Here's the skeleton of a LangGraph workflow for an agentic travel booking site:



from langgraph.graph import StateGraph, END

from langgraph.checkpoint.memory import MemorySaver


class TravelState(TypedDict):

user_goal: str

parsed_requirements: dict

flight_options: list

selected_flight: dict

confirmation_needed: bool

booking_complete: bool


def parse_requirements(state: TravelState) -> TravelState:

# LLM extracts structured requirements from natural language goal

requirements = llm.invoke(parse_prompt.format(goal=state["user_goal"]))

return {"parsed_requirements": requirements}


def search_flights(state: TravelState) -> TravelState:

# Tool call to flight search API

options = flight_api.search(state["parsed_requirements"])

return {"flight_options": options}


def select_best_option(state: TravelState) -> TravelState:

# LLM ranks options against user preferences

best = llm.invoke(rank_prompt.format(options=state["flight_options"]))

return {"selected_flight": best, "confirmation_needed": True}


def human_confirm(state: TravelState) -> TravelState:

# Pauses here; resumption happens when user confirms

pass


def book_flight(state: TravelState) -> TravelState:

result = booking_api.book(state["selected_flight"])

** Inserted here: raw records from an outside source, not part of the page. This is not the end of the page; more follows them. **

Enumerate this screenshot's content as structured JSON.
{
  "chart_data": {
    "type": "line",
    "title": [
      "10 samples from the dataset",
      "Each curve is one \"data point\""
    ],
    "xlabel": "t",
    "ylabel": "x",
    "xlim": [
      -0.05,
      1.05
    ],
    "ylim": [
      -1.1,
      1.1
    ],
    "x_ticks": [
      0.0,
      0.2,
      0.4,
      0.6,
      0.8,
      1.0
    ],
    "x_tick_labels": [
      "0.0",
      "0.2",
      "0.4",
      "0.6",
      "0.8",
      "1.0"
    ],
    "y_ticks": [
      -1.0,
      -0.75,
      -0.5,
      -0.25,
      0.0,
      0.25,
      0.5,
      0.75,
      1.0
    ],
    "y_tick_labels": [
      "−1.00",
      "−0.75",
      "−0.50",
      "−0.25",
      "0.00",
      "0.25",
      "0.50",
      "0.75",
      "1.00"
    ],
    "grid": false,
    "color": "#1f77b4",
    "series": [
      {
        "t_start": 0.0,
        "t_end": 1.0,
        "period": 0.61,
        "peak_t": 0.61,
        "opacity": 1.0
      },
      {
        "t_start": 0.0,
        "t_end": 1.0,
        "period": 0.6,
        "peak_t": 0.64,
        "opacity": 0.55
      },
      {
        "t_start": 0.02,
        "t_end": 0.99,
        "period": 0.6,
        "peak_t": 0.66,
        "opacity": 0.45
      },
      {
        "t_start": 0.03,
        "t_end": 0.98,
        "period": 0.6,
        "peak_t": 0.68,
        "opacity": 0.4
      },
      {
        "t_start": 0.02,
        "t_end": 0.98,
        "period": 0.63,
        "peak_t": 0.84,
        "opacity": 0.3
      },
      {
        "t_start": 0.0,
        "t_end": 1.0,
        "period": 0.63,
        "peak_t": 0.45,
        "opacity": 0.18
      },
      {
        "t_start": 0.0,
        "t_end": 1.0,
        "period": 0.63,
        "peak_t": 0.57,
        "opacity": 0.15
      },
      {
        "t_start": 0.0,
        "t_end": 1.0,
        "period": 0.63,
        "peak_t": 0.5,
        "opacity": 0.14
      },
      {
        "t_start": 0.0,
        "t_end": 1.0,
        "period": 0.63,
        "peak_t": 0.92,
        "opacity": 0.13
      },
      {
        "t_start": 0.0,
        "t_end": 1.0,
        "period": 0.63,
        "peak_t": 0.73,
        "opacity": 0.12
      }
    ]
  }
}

return {"booking_complete": True}


# Build the graph

workflow = StateGraph(TravelState)

workflow.add_node("parse", parse_requirements)

workflow.add_node("search", search_flights)

workflow.add_node("select", select_best_option)

workflow.add_node("confirm", human_confirm)

workflow.add_node("book", book_flight)


workflow.set_entry_point("parse")

workflow.add_edge("parse", "search")

workflow.add_edge("search", "select")

workflow.add_edge("select", "confirm")

workflow.add_edge("confirm", "book")

workflow.add_edge("book", END)


app = workflow.compile(checkpointer=MemorySaver(), interrupt_before=["confirm"])


Integrating with a Web Frontend


The LangGraph application runs as an API service (typically a FastAPI or LangGraph Platform deployment). Your Astro frontend communicates with it via WebSocket or HTTP streaming to enable real-time progress updates.


The key pattern is event streaming: as the agent progresses through graph nodes, it emits events that your frontend renders as progressive UI updates. The user sees the agent working in real time rather than staring at a loading spinner.


Production Considerations


Idempotency: Design every tool call node to be safe to retry. Network failures happen; nodes may execute multiple times.


Timeout Handling: Set maximum durations for each node, with graceful degradation when tools are slow.


Observability: LangSmith (LangChain's tracing platform) integrates natively with LangGraph, providing full execution traces for debugging production issues.


State Versioning: As your workflow evolves, in-flight state objects from old versions will need migration. Plan for this from day one.


The reward for getting these details right is a site that can reliably complete complex, multi-step tasks on behalf of users—the defining capability of the 2026 web.